Eliasson Henrik, Lothian Angus, Surin Ivan, Mitchell Sharon, Pérez-Ramírez Javier, Erni Rolf
Electron Microscopy Center, Empa - Swiss Federal Laboratories for Materials Science and Technology, Überlandstrasse 129, Dübendorf, 8600, Switzerland.
Computer Vision Laboratory, Department of Electrical Engineering, Linköping University, Linköping, 581 83, Sweden.
Small Methods. 2025 Mar;9(3):e2401108. doi: 10.1002/smtd.202401108. Epub 2024 Oct 2.
Transmission electron microscopy (TEM) plays a crucial role in heterogeneous catalysis for assessing the size distribution of supported metal nanoparticles. Typically, nanoparticle size is quantified by measuring the diameter under the assumption of spherical geometry, a simplification that limits the precision needed for advancing synthesis-structure-performance relationships. Currently, there is a lack of techniques that can reliably extract more meaningful information from atomically resolved TEM images, like nuclearity or geometry. Here, cycle-consistent generative adversarial networks (CycleGANs) are explored to bridge experimental and simulated images, directly linking experimental observations with information from their underlying atomic structure. Using the versatile Pt/CeO (Pt particles centered ≈2 nm) catalyst synthesized by impregnation, large datasets of experimental scanning transmission electron micrographs and physical image simulations are created to train a CycleGAN. A subsequent size-estimation network is developed to determine the nuclearity of imaged nanoparticles, providing plausible estimates for ≈70% of experimentally observed particles. This automatic approach enables precise size determination of supported nanoparticle-based catalysts overcoming crystal orientation limitations of conventional techniques, promising high accuracy with sufficient training data. Tools like this are envisioned to be of great use in designing and characterizing catalytic materials with improved atomic precision.
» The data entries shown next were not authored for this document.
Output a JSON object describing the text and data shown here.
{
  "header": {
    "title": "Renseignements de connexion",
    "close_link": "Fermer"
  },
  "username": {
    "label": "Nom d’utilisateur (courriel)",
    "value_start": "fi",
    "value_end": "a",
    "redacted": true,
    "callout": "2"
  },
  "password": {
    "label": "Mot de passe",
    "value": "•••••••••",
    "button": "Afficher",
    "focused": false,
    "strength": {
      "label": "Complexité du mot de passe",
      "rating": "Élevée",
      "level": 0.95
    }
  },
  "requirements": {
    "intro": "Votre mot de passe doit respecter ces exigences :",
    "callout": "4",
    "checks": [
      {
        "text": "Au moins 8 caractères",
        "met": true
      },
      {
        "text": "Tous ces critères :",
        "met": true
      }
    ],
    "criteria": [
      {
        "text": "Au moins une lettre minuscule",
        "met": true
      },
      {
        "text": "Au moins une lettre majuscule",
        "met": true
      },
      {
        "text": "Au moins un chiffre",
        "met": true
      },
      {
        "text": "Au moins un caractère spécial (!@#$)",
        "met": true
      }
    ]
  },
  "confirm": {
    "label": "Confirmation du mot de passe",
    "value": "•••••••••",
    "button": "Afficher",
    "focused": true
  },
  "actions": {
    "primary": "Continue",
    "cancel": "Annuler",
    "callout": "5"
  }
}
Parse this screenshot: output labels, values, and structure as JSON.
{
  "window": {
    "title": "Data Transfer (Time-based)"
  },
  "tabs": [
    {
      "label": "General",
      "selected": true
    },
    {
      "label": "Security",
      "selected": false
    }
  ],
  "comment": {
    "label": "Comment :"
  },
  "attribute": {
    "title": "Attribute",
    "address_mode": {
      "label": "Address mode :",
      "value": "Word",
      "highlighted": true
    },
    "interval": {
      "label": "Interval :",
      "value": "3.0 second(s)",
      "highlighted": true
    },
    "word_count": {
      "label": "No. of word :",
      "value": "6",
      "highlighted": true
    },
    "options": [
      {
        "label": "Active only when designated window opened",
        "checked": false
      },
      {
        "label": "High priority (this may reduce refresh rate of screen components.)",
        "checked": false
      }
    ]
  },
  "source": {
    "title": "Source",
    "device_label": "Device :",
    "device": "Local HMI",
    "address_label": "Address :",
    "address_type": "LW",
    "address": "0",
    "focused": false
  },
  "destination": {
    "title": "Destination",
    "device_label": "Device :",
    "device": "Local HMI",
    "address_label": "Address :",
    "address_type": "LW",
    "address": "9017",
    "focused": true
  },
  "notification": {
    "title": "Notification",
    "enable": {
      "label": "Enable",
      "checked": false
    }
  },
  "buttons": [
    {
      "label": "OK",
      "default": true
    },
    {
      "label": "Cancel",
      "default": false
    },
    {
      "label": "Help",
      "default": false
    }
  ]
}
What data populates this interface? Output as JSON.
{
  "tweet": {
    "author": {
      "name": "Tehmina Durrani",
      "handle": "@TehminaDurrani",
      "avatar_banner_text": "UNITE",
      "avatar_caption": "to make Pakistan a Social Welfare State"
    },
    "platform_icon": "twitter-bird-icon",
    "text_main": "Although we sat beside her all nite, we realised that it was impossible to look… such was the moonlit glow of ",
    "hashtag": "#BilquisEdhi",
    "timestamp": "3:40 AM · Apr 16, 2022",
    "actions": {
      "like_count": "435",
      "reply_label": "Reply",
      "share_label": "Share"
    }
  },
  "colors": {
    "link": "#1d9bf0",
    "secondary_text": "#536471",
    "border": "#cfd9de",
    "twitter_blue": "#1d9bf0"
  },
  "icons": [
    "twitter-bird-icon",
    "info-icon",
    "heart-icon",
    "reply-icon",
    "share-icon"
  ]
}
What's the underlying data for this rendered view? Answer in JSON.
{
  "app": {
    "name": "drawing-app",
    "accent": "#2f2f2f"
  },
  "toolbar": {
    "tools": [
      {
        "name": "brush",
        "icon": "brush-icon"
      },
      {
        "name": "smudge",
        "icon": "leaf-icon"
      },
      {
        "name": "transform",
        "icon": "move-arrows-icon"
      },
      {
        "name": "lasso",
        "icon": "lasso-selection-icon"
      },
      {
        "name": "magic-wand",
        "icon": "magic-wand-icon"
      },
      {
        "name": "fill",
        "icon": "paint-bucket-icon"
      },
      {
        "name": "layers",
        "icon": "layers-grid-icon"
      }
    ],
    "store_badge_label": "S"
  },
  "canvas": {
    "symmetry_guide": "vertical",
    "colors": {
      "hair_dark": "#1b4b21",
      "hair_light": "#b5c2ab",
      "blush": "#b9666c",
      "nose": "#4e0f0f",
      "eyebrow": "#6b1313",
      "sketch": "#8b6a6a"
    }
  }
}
透射电子显微镜(TEM)在多相催化中对于评估负载型金属纳米颗粒的尺寸分布起着至关重要的作用。通常,纳米颗粒的尺寸是在假设为球形几何形状的情况下通过测量直径来量化的,这种简化限制了推进合成-结构-性能关系所需的精度。目前,缺乏能够从原子分辨的TEM图像中可靠地提取更有意义信息(如核数或几何形状)的技术。在此,探索了循环一致生成对抗网络(CycleGANs)来弥合实验图像和模拟图像之间的差距,将实验观察结果与来自其潜在原子结构的信息直接联系起来。使用通过浸渍法合成的通用Pt/CeO(Pt颗粒中心约为2纳米)催化剂,创建了大量的实验扫描透射电子显微照片和物理图像模拟数据集来训练一个CycleGAN。随后开发了一个尺寸估计网络来确定成像纳米颗粒的核数,为约70%的实验观察到的颗粒提供合理的估计。这种自动方法能够精确确定负载型纳米颗粒基催化剂的尺寸,克服了传统技术的晶体取向限制,在有足够训练数据的情况下有望实现高精度。设想这样的工具在设计和表征具有更高原子精度的催化材料方面将有很大用途。